The not so secret history of /var
Originally, Unix had no /var
; what is currently put there went
into /usr
instead (with some of it going into /etc
), so you had
/usr/log
, /usr/spool
, /usr/tmp
, and so on. Remnants of this
era still linger on in /etc
, where you still find a certain number of
frequently updated data files like /etc/passwd
.
(One might sensibly ask why Unix had both /tmp
and /usr/tmp
. My
guess is that it goes back to the days before /usr
, and so /tmp
had to be retained when /usr
was
added but at the same time people wanted a bigger scratch space, so
/usr/tmp
was created.)
Then along came the idea of diskless workstations (I believe originally
from Sun). Even back then, /usr
was the biggest system filesystem, so
no one was really enthused about the idea of each diskless system having
its own copy. Since at this point symlinks had been introduced, people
came up with the idea of moving everything writable from /usr
into a
new filesystem, /var
, and leaving symlinks behind so that people and
programs could continue to use old paths like /usr/tmp
. This left
/usr
read-only and shareable among all of your diskless clients,
which saved a lot of disk space.
(Indeed, a shared /usr
and the accompanying disk space savings
are probably what made diskless clients viable in the first place.)

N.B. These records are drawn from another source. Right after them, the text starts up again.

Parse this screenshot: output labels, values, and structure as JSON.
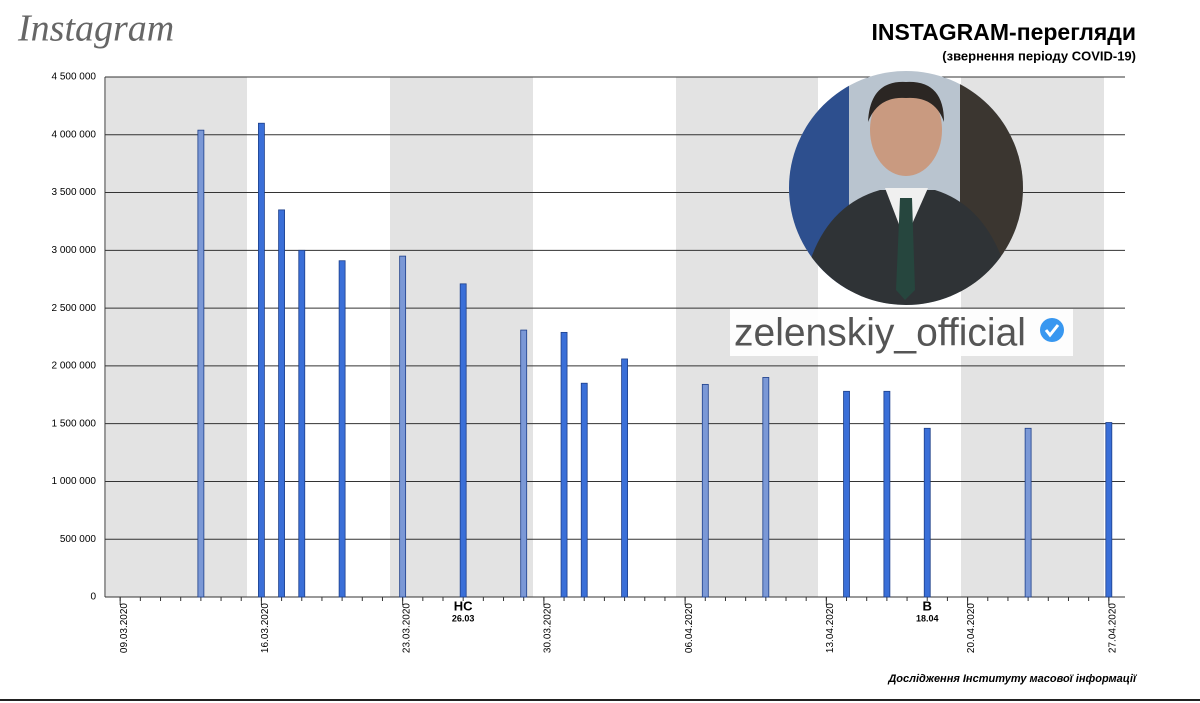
{
  "logo": "Instagram",
  "account": "zelenskiy_official",
  "chart_data": {
    "type": "bar",
    "title": "INSTAGRAM-перегляди",
    "subtitle": "(звернення періоду COVID-19)",
    "source": "Дослідження Інституту масової інформації",
    "x": [
      "13.03.2020",
      "16.03.2020",
      "17.03.2020",
      "18.03.2020",
      "20.03.2020",
      "23.03.2020",
      "26.03.2020",
      "29.03.2020",
      "31.03.2020",
      "01.04.2020",
      "03.04.2020",
      "07.04.2020",
      "10.04.2020",
      "14.04.2020",
      "16.04.2020",
      "18.04.2020",
      "23.04.2020",
      "27.04.2020"
    ],
    "values": [
      4040000,
      4100000,
      3350000,
      3000000,
      2910000,
      2950000,
      2710000,
      2310000,
      2290000,
      1850000,
      2060000,
      1840000,
      1900000,
      1780000,
      1780000,
      1460000,
      1460000,
      1510000
    ],
    "colors": [
      "#7b98d6",
      "#3a6fd8",
      "#3a6fd8",
      "#3a6fd8",
      "#3a6fd8",
      "#7b98d6",
      "#3a6fd8",
      "#7b98d6",
      "#3a6fd8",
      "#3a6fd8",
      "#3a6fd8",
      "#7b98d6",
      "#7b98d6",
      "#3a6fd8",
      "#3a6fd8",
      "#3a6fd8",
      "#7b98d6",
      "#3a6fd8"
    ],
    "xlim": [
      "08.03.2020",
      "28.04.2020"
    ],
    "xticks": [
      "09.03.2020",
      "16.03.2020",
      "23.03.2020",
      "30.03.2020",
      "06.04.2020",
      "13.04.2020",
      "20.04.2020",
      "27.04.2020"
    ],
    "ylim": [
      0,
      4500000
    ],
    "yticks": [
      0,
      {
        "value": 500000,
        "label": "500 000"
      },
      {
        "value": 1000000,
        "label": "1 000 000"
      },
      {
        "value": 1500000,
        "label": "1 500 000"
      },
      {
        "value": 2000000,
        "label": "2 000 000"
      },
      {
        "value": 2500000,
        "label": "2 500 000"
      },
      {
        "value": 3000000,
        "label": "3 000 000"
      },
      {
        "value": 3500000,
        "label": "3 500 000"
      },
      {
        "value": 4000000,
        "label": "4 000 000"
      },
      {
        "value": 4500000,
        "label": "4 500 000"
      }
    ],
    "grid": true,
    "annotations": [
      {
        "label": "НС",
        "date": "26.03"
      },
      {
        "label": "В",
        "date": "18.04"
      }
    ]
  }
}
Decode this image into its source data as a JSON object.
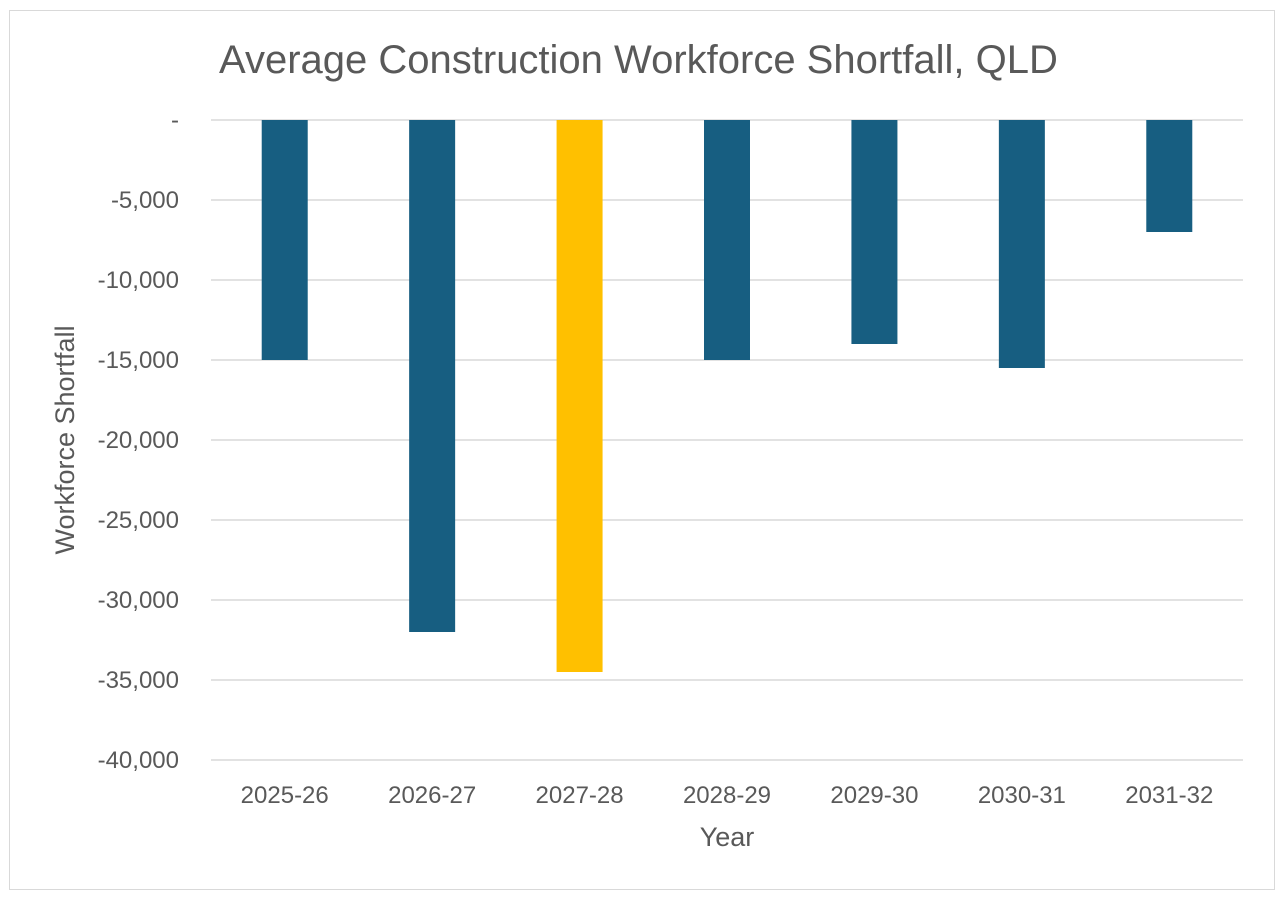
{
  "chart_data": {
    "type": "bar",
    "title": "Average Construction Workforce Shortfall, QLD",
    "xlabel": "Year",
    "ylabel": "Workforce Shortfall",
    "categories": [
      "2025-26",
      "2026-27",
      "2027-28",
      "2028-29",
      "2029-30",
      "2030-31",
      "2031-32"
    ],
    "values": [
      -15000,
      -32000,
      -34500,
      -15000,
      -14000,
      -15500,
      -7000
    ],
    "ylim": [
      -40000,
      0
    ],
    "yticks": [
      0,
      -5000,
      -10000,
      -15000,
      -20000,
      -25000,
      -30000,
      -35000,
      -40000
    ],
    "ytick_labels": [
      "-",
      "-5,000",
      "-10,000",
      "-15,000",
      "-20,000",
      "-25,000",
      "-30,000",
      "-35,000",
      "-40,000"
    ],
    "grid": true,
    "legend": "none",
    "bar_color": "#175E81",
    "highlight_color": "#FFC000",
    "highlight_category": "2027-28"
  }
}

Over the years since then, the symlinks have been progressively removed on many systems. But today you can still find them on some systems that especially value backwards compatibility, for example Solaris 10.
In addition to moving things from /usr
to /var
, a certain number of
things were relocated from /etc
to /var
. Practically speaking this
was much less important, since you needed a separate /
filesystem for
each diskless client anyways, but it did create a culture where system
daemons shouldn't normally write to /etc
to store PID files and so on.